我記得西蒙和我即將完成初稿的時候亡靈肖恩.我們還有一件事要寫。西蒙不能進來,因為他正在拍攝一些東西,我說:“我會去辦公室寫最後一個場景。” 2001 年 9 月 11 日是我打算自己進去寫作的那一天。

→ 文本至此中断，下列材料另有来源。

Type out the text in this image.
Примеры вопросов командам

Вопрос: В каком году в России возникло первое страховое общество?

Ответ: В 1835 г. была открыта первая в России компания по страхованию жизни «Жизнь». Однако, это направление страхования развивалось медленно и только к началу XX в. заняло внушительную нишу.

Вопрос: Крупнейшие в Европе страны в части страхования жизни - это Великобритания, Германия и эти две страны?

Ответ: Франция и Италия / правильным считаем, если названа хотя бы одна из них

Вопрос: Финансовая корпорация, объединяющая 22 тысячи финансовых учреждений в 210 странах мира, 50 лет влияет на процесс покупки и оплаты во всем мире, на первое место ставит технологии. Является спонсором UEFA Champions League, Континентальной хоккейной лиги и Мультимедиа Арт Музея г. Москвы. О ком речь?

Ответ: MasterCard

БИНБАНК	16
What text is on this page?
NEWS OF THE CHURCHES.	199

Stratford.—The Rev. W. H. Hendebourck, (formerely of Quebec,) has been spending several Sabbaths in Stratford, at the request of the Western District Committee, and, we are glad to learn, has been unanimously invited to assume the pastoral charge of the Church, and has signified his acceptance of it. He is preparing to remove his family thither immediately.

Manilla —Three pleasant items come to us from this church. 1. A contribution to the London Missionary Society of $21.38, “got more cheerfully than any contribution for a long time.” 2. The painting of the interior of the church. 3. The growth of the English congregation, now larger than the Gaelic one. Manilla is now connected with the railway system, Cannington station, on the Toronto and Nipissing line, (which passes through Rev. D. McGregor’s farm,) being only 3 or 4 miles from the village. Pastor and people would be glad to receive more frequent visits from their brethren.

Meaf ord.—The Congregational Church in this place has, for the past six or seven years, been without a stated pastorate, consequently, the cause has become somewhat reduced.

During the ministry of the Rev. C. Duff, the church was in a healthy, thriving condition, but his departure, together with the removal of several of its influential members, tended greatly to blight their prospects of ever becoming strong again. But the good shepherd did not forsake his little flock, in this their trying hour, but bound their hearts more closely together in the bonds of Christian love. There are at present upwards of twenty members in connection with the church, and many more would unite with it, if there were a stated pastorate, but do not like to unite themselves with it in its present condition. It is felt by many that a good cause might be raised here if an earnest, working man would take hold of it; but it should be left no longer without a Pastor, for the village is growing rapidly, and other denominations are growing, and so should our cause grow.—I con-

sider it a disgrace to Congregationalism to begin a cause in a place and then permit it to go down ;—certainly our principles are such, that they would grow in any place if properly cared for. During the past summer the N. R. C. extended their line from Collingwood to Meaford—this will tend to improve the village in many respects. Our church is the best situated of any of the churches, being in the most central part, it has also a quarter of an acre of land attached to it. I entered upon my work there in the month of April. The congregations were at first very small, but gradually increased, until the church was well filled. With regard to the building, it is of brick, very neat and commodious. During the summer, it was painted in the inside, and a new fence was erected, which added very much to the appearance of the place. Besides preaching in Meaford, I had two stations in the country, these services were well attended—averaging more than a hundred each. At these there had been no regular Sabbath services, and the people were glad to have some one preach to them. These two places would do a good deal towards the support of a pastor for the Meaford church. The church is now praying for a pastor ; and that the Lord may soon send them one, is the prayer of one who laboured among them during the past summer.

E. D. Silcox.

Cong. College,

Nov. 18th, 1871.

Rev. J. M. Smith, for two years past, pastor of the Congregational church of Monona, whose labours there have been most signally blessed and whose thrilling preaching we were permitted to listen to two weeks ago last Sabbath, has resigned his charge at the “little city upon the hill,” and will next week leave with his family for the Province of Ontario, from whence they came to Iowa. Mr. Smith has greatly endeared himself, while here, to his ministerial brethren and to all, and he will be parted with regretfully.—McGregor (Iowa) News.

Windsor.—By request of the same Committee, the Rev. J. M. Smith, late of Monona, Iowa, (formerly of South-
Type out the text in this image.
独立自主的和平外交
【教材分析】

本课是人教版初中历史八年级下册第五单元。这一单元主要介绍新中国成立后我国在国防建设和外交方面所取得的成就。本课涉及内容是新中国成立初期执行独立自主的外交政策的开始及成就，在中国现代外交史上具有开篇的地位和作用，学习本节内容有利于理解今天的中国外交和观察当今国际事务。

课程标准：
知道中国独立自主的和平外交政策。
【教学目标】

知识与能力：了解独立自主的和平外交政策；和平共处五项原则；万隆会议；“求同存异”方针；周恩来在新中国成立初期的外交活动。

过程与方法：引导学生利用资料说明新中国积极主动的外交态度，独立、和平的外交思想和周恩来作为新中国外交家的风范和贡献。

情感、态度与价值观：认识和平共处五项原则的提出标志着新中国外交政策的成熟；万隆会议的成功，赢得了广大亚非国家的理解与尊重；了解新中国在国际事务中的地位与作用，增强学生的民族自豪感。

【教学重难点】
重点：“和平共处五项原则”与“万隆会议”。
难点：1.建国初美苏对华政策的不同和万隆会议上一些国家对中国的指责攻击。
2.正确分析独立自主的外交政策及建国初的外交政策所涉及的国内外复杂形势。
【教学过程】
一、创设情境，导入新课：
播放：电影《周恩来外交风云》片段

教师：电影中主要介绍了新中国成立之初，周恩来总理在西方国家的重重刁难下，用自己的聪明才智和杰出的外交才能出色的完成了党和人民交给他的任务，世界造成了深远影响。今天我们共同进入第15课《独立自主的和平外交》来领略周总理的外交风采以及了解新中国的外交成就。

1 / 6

9月11日之後,人們有一種感覺,「哦,在這樣的時代,喜劇意味著什麼?我們再也不能搞笑了。我記得有一瞬間,我們認為我們應該放棄劇本,因為沒有人願意看一部關於世界末日的電影。然後奇怪的是,它開始變得比以往任何時候都更加緊迫。所以我想知道,另一方面,我們要創作什麼樣的故事。這些事情不僅僅是關於真實發生的事情,或者寓言,或者與現代觀眾現在可以以以前無法理解的方式理解的事情相關的歷史電影。

現在寫了兩部末日喜劇,這很奇怪。劇中的關鍵場景之一亡者肖恩週日早上,西蒙帶著宿醉走到街角的商店,靈感來自於我在玩 PlayStation 通宵後,週日早上步行到報亭買牛奶。他們完全被遺棄了,所以我的殭屍幻想就開始了。現在諷刺的是現在每天都是這樣。每天都是周日早上。